Speaking to Fund Intelligence, George Michael Gerstein expressed skepticism that Eugene Scalia, the next Secretary of Labor, would have to recuse himself from rulemaking the DOL is expected to soon announce related to its vacated 2016 Fiduciary Rule. Gerstein also spoke about what he expects from the DOL over the coming months.
Yesterday, the U.S. Senate confirmed Eugene Scalia to succeed Alex Acosta as the Secretary of Labor. Scalia was confirmed along party lines on a vote of 53-44. Last week, Scalia told lawmakers that he may have to recuse himself from the work involved in fiduciary rulemaking due to his involvement in litigation pertaining to the 2016 Fiduciary Rule. Scalia stated that he would seek guidance from the Department of Labor’s (DOL) designated agency ethics official with respect to his ability to participate in such work. However, if Scalia were to be required to recuse himself, political decisions regarding the final rule would likely fall to Patrick Pizzella, the deputy labor secretary who has been the acting head since Acosta stepped down earlier this year.

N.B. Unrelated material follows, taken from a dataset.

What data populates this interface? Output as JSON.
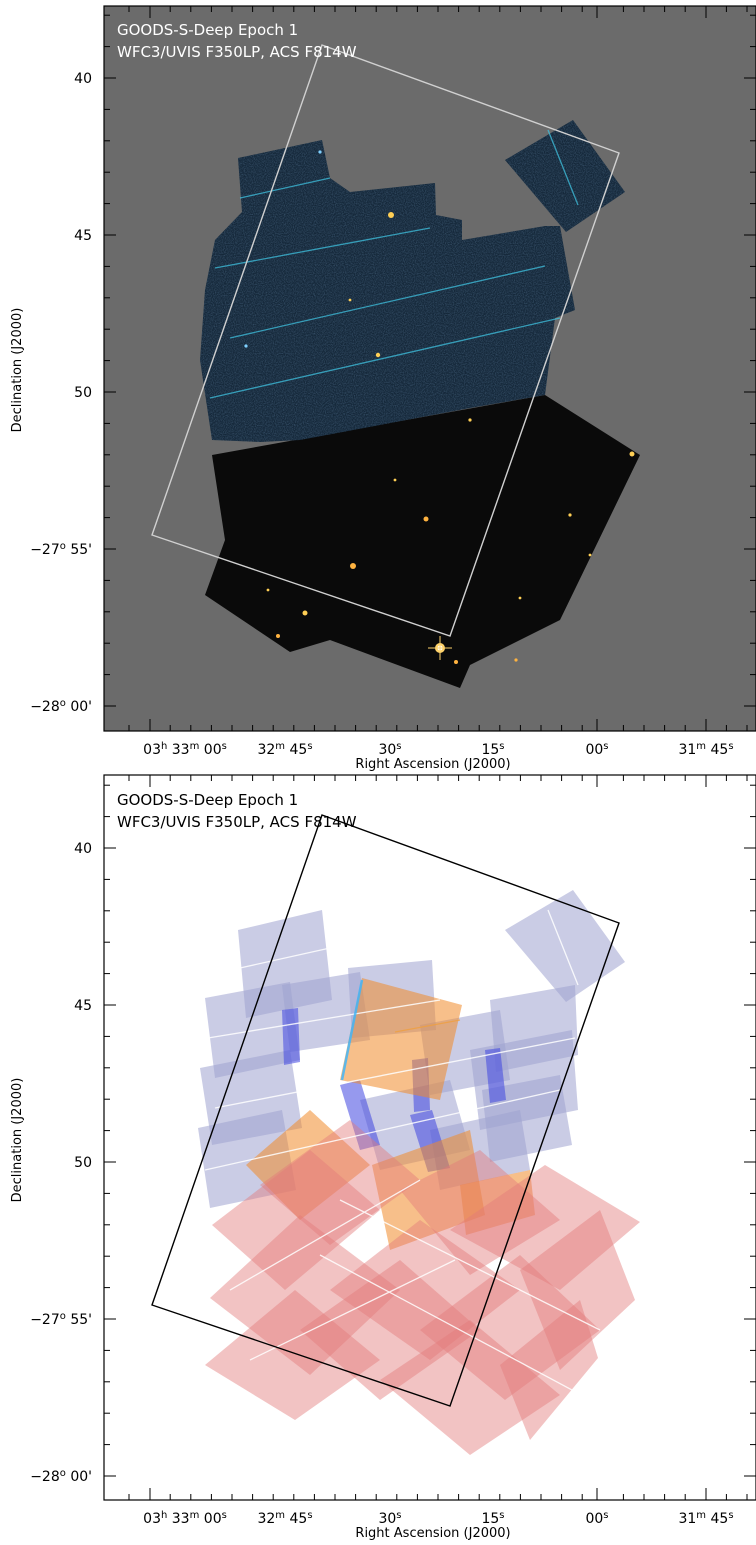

As early as this fall, we may see the DOL issue new guidance on rollovers (a significant and uncertain issue in the wake of the Fiduciary Rule’s demise) and, in all likelihood, a proposed class exemption applicable to broker-dealers, which, at its heart, could condition relief on adherence to new Regulation Best Interest. We do not anticipate the DOL to reformulate the ways in which one becomes an investment advice fiduciary under ERISA (i.e., expanding the ways in which one becomes a fiduciary).
Finally, we are keeping a close eye on new guidance from the DOL on proxy voting over the next few weeks. You may recall that the President issued an Executive Order in April that, in part, required the DOL to examine if new guidance in this area was necessary. The DOL could decline to issue new guidance, since Field Assistance Bulletin 2018-01 addressed proxy voting. We will provide an update as soon as any new guidance on these issues becomes available.
Over the past 2 years, the states have taken disparate approaches to filling what they perceive as a regulatory void when the DOL Fiduciary Rule was struck down by a federal court. At the outset, most states, with the exception of Nevada, took a disclosure-based approach (most notably, NY and NJ), and legislation was the preferred avenue. Now, the trend is toward heightening the standard of care (disclosure appears to be viewed skeptically) through regulation (executive/governor’s branch). Though it varies by state, there at times can be incongruity of approach taken within a state. For example, the New Jersey legislation favored disclosure, whereas Governor Murphy preferred a new standard of care. Though the New Jersey legislation is unlikely to be reintroduced next year, it highlights a risk for market participants when there is inconsistency intrastate and interstate. We are expecting to see draft bills over the coming months for the next session in a small handful of states, but will also keep a (very) close eye on if and when either or both of New Jersey and Massachusetts decide to move forward with their fiduciary duty regulations applicable to broker-dealers and investment advisers. Nevada is also likely to be moving forward with finalization on its proposed fiduciary implementing regulation.